Mandate likely violates the airmen’s religious liberty rights
FRANKFORT, Ky. (December 1, 2022) – The United States Court of Appeals for the Sixth Circuit ruled in favor of 18 airmen who are seeking a religious exemption from the Air Force’s COVID-19 vaccine mandate. The ruling prevents the Air Force from disciplining the airmen for acting in accordance with their religious beliefs.
"Three months ago, my office filed a brief in federal court supporting the religious liberty of airmen who sought a religious exemption to the Air Force's COVID-19 vaccine mandate; this week, the court ruled in their favor," said Attorney General Cameron. "This decision is significant because it protects the airmen from discipline or termination for exercising their sincerely held beliefs and upholds the fundamental right to religious liberty enshrined in our laws."
In September, Attorney General Cameron led 21 states in filing an amicus brief, urging the Sixth Circuit to protect the religious liberty rights of military service members.
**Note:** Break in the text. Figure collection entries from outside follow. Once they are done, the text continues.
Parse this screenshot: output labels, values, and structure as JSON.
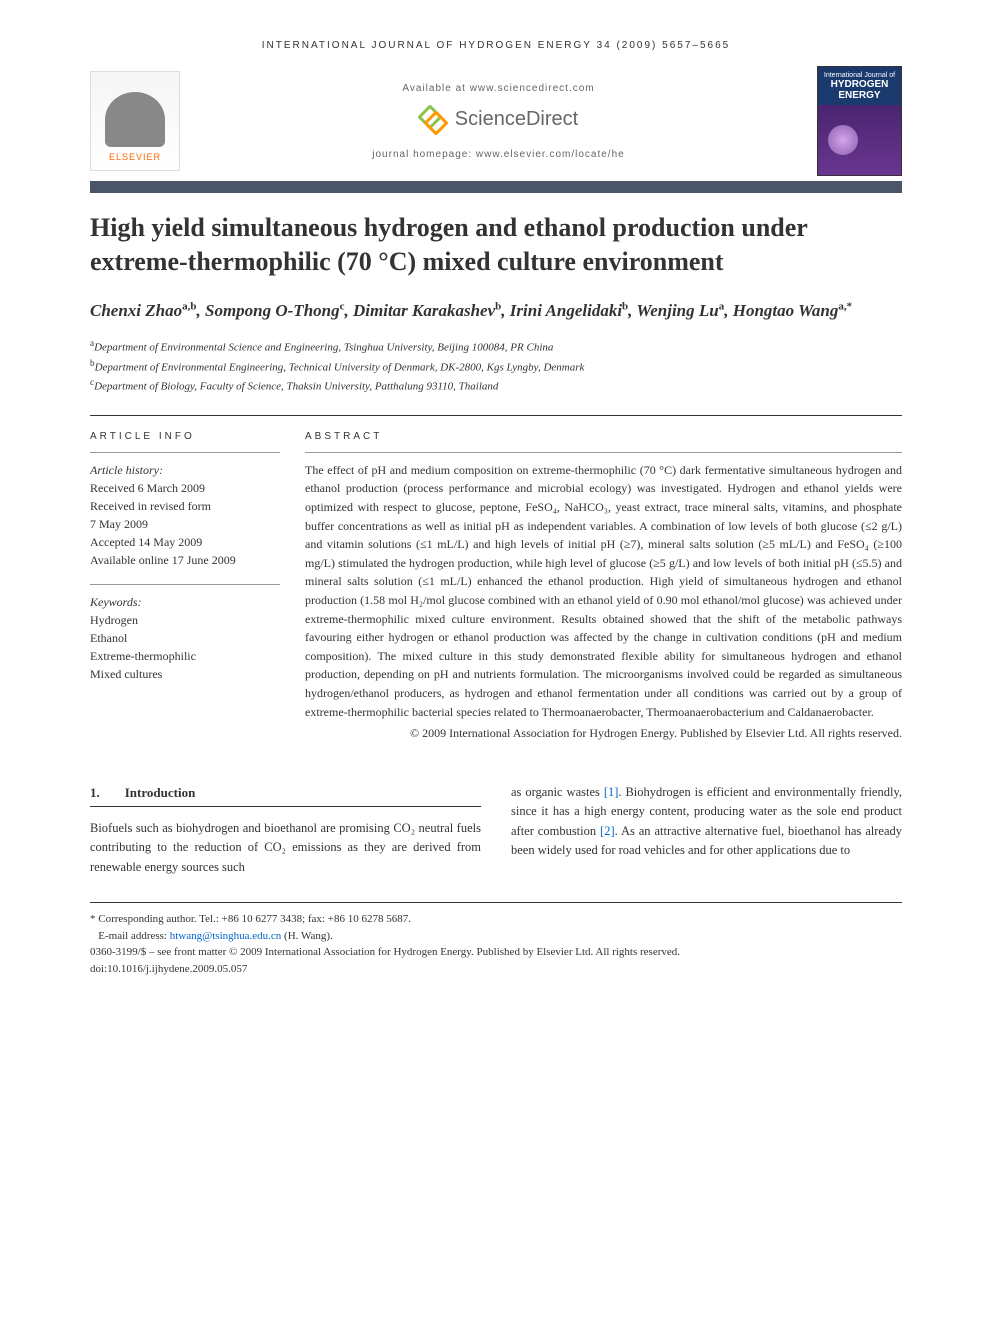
{
  "header": {
    "journal_line": "INTERNATIONAL JOURNAL OF HYDROGEN ENERGY 34 (2009) 5657–5665",
    "available_at": "Available at www.sciencedirect.com",
    "sciencedirect": "ScienceDirect",
    "homepage": "journal homepage: www.elsevier.com/locate/he",
    "elsevier": "ELSEVIER",
    "cover_line1": "International Journal of",
    "cover_line2": "HYDROGEN",
    "cover_line3": "ENERGY"
  },
  "article": {
    "title": "High yield simultaneous hydrogen and ethanol production under extreme-thermophilic (70 °C) mixed culture environment",
    "authors_html": "Chenxi Zhao<sup>a,b</sup>, Sompong O-Thong<sup>c</sup>, Dimitar Karakashev<sup>b</sup>, Irini Angelidaki<sup>b</sup>, Wenjing Lu<sup>a</sup>, Hongtao Wang<sup>a,*</sup>",
    "affiliations": [
      {
        "sup": "a",
        "text": "Department of Environmental Science and Engineering, Tsinghua University, Beijing 100084, PR China"
      },
      {
        "sup": "b",
        "text": "Department of Environmental Engineering, Technical University of Denmark, DK-2800, Kgs Lyngby, Denmark"
      },
      {
        "sup": "c",
        "text": "Department of Biology, Faculty of Science, Thaksin University, Patthalung 93110, Thailand"
      }
    ]
  },
  "info": {
    "heading": "ARTICLE INFO",
    "history_label": "Article history:",
    "received": "Received 6 March 2009",
    "revised": "Received in revised form",
    "revised_date": "7 May 2009",
    "accepted": "Accepted 14 May 2009",
    "online": "Available online 17 June 2009",
    "keywords_label": "Keywords:",
    "keywords": [
      "Hydrogen",
      "Ethanol",
      "Extreme-thermophilic",
      "Mixed cultures"
    ]
  },
  "abstract": {
    "heading": "ABSTRACT",
    "text": "The effect of pH and medium composition on extreme-thermophilic (70 °C) dark fermentative simultaneous hydrogen and ethanol production (process performance and microbial ecology) was investigated. Hydrogen and ethanol yields were optimized with respect to glucose, peptone, FeSO₄, NaHCO₃, yeast extract, trace mineral salts, vitamins, and phosphate buffer concentrations as well as initial pH as independent variables. A combination of low levels of both glucose (≤2 g/L) and vitamin solutions (≤1 mL/L) and high levels of initial pH (≥7), mineral salts solution (≥5 mL/L) and FeSO₄ (≥100 mg/L) stimulated the hydrogen production, while high level of glucose (≥5 g/L) and low levels of both initial pH (≤5.5) and mineral salts solution (≤1 mL/L) enhanced the ethanol production. High yield of simultaneous hydrogen and ethanol production (1.58 mol H₂/mol glucose combined with an ethanol yield of 0.90 mol ethanol/mol glucose) was achieved under extreme-thermophilic mixed culture environment. Results obtained showed that the shift of the metabolic pathways favouring either hydrogen or ethanol production was affected by the change in cultivation conditions (pH and medium composition). The mixed culture in this study demonstrated flexible ability for simultaneous hydrogen and ethanol production, depending on pH and nutrients formulation. The microorganisms involved could be regarded as simultaneous hydrogen/ethanol producers, as hydrogen and ethanol fermentation under all conditions was carried out by a group of extreme-thermophilic bacterial species related to Thermoanaerobacter, Thermoanaerobacterium and Caldanaerobacter.",
    "copyright": "© 2009 International Association for Hydrogen Energy. Published by Elsevier Ltd. All rights reserved."
  },
  "body": {
    "section_num": "1.",
    "section_title": "Introduction",
    "col1": "Biofuels such as biohydrogen and bioethanol are promising CO₂ neutral fuels contributing to the reduction of CO₂ emissions as they are derived from renewable energy sources such",
    "col2_pre": "as organic wastes ",
    "ref1": "[1]",
    "col2_mid": ". Biohydrogen is efficient and environmentally friendly, since it has a high energy content, producing water as the sole end product after combustion ",
    "ref2": "[2]",
    "col2_post": ". As an attractive alternative fuel, bioethanol has already been widely used for road vehicles and for other applications due to"
  },
  "footer": {
    "corresponding": "* Corresponding author. Tel.: +86 10 6277 3438; fax: +86 10 6278 5687.",
    "email_label": "E-mail address: ",
    "email": "htwang@tsinghua.edu.cn",
    "email_name": " (H. Wang).",
    "issn": "0360-3199/$ – see front matter © 2009 International Association for Hydrogen Energy. Published by Elsevier Ltd. All rights reserved.",
    "doi": "doi:10.1016/j.ijhydene.2009.05.057"
  },
  "colors": {
    "title_bar": "#4a5568",
    "link": "#0066cc",
    "elsevier_orange": "#ff6600"
  }
}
The Sixth Circuit agreed with Attorney General Cameron’s arguments, finding that the Air Force’s vaccine mandate likely violates the airmen’s religious liberty rights provided under the Religious Freedom Restoration Act.
The court’s ruling notes that while the Air Force technically offers a religious exemption from its COVID-19 vaccine mandate, it “has granted zero religious exemptions to anyone who does not plan to leave the service within a year.”
The Sixth Circuit also explains that the Air Force issued “a direct military order commanding” the airmen to “act against their faiths” and points out that the Air Force’s arguments, in this case, reveal “a lack of sensitivity to the foundational rights at stake.”